But Cuba
has also grown increasingly close with China,
which has upped its aid to Havana
and has hosted Raul Castro numerous times. Witnessing China’s staggering growth, Raul, though clearly
no democrat, allegedly has expressed a desire to promote some Chinese-style
economic reforms in Cuba.
If the U.S. refuses any relations
with Cuba under a Raul
leadership, Beijing will only tighten its links
to the island and will probably tap the oil fields off Cuba’s
coast--potentially fertile ground for American energy firms.
Continuing the isolation of Cuba
doesn’t even make political sense in America. With new generations of
Cuban-Americans growing up removed from the battles of the late 1950s and early
1960s, the Miami community, once thought of as a
monolithic bloc, has become more open to the idea of reconciliation with Cuba.
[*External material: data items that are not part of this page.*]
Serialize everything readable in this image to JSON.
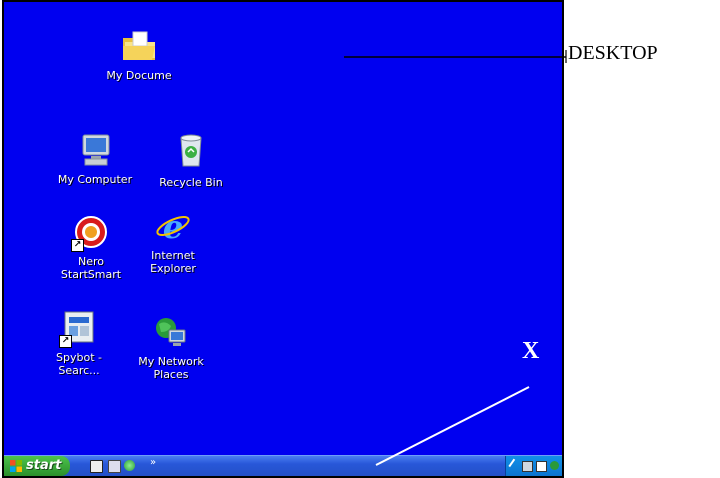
{
  "desktop": {
    "icons": [
      {
        "label": "My Docume",
        "icon": "folder-icon"
      },
      {
        "label": "My Computer",
        "icon": "computer-icon"
      },
      {
        "label": "Recycle Bin",
        "icon": "recycle-bin-icon"
      },
      {
        "label": "Nero\nStartSmart",
        "icon": "nero-icon"
      },
      {
        "label": "Internet\nExplorer",
        "icon": "internet-explorer-icon"
      },
      {
        "label": "Spybot -\nSearc...",
        "icon": "spybot-icon"
      },
      {
        "label": "My Network\nPlaces",
        "icon": "network-places-icon"
      }
    ]
  },
  "taskbar": {
    "start_label": "start",
    "quick_launch_overflow": "»"
  },
  "annotations": {
    "desktop_label": "DESKTOP",
    "x_label": "X"
  },
  "colors": {
    "desktop_bg": "#0000f0",
    "taskbar": "#2857d8",
    "start_button": "#3aa83a"
  }
}
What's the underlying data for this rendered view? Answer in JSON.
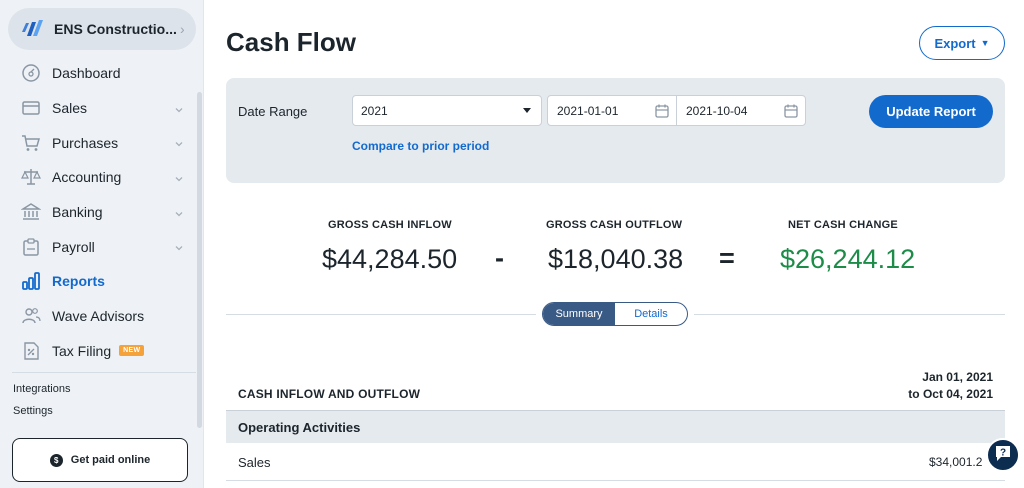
{
  "sidebar": {
    "business_name": "ENS Constructio...",
    "items": [
      {
        "label": "Dashboard",
        "icon": "dashboard-icon"
      },
      {
        "label": "Sales",
        "icon": "sales-icon"
      },
      {
        "label": "Purchases",
        "icon": "cart-icon"
      },
      {
        "label": "Accounting",
        "icon": "scales-icon"
      },
      {
        "label": "Banking",
        "icon": "bank-icon"
      },
      {
        "label": "Payroll",
        "icon": "payroll-icon"
      },
      {
        "label": "Reports",
        "icon": "bar-chart-icon",
        "active": true
      },
      {
        "label": "Wave Advisors",
        "icon": "people-icon"
      },
      {
        "label": "Tax Filing",
        "icon": "tax-icon",
        "badge": "NEW"
      }
    ],
    "integrations": "Integrations",
    "settings": "Settings",
    "get_paid": "Get paid online"
  },
  "header": {
    "title": "Cash Flow",
    "export_label": "Export"
  },
  "filters": {
    "date_range_label": "Date Range",
    "range_value": "2021",
    "start_date": "2021-01-01",
    "end_date": "2021-10-04",
    "compare_link": "Compare to prior period",
    "update_button": "Update Report"
  },
  "summary": {
    "inflow_label": "GROSS CASH INFLOW",
    "inflow_value": "$44,284.50",
    "outflow_label": "GROSS CASH OUTFLOW",
    "outflow_value": "$18,040.38",
    "net_label": "NET CASH CHANGE",
    "net_value": "$26,244.12",
    "minus": "-",
    "equals": "="
  },
  "view_toggle": {
    "summary": "Summary",
    "details": "Details",
    "selected": "Summary"
  },
  "table": {
    "heading": "CASH INFLOW AND OUTFLOW",
    "period_line1": "Jan 01, 2021",
    "period_line2": "to Oct 04, 2021",
    "section": "Operating Activities",
    "rows": [
      {
        "label": "Sales",
        "value": "$34,001.2"
      }
    ]
  },
  "colors": {
    "accent": "#136acd",
    "positive": "#1c8c48",
    "sidebar_bg": "#eef2f6"
  }
}
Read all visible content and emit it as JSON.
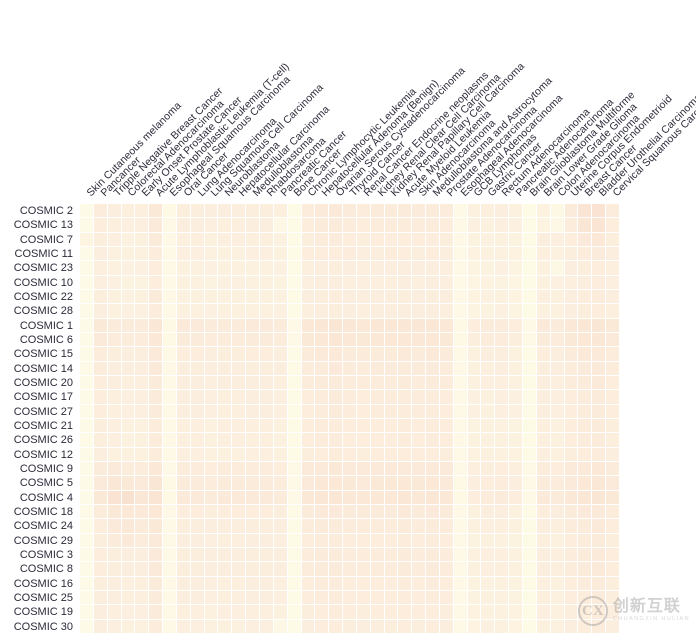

As revealed
by one poll by the William C. Velazquez Institute, a Latino polling group, most
Cuban-Americans in Miami-Dade County think the residents of Cuba “should decide when and how the political
system in Cuba
should be changed.” Many Cuban-Americans simply aren’t as interested in Cuba as they used to be; the poll found that a
majority of Cuban-Americans think “improving the quality of life in South Florida is more important than waiting to change the
Cuban government.” Another study, by the polling firm Bendixen and Associates, showed
that over 70 percent of Cuban-Americans want Washington
to negotiate with the post-Fidel government in Cuba if it is willing to cooperate.
Sensing this opinion shift, many prominent Cuban-Americans
have been calling for “conditional engagement” with the island that would
include more direct American travel to Cuba, and more American investment--all
on the condition that the Cuban government increase its respect for workers’
rights, creates an independent judiciary, and allows its people greater freedom
to start businesses. Even some Republican congresspeople, once loath to contemplate rapprochement with Cuba, have changed their tune: At a recent
Senate Finance Committee hearing, Senator Chuck Grassley suggested
the U.S.
reconsider its bilateral relations with the island.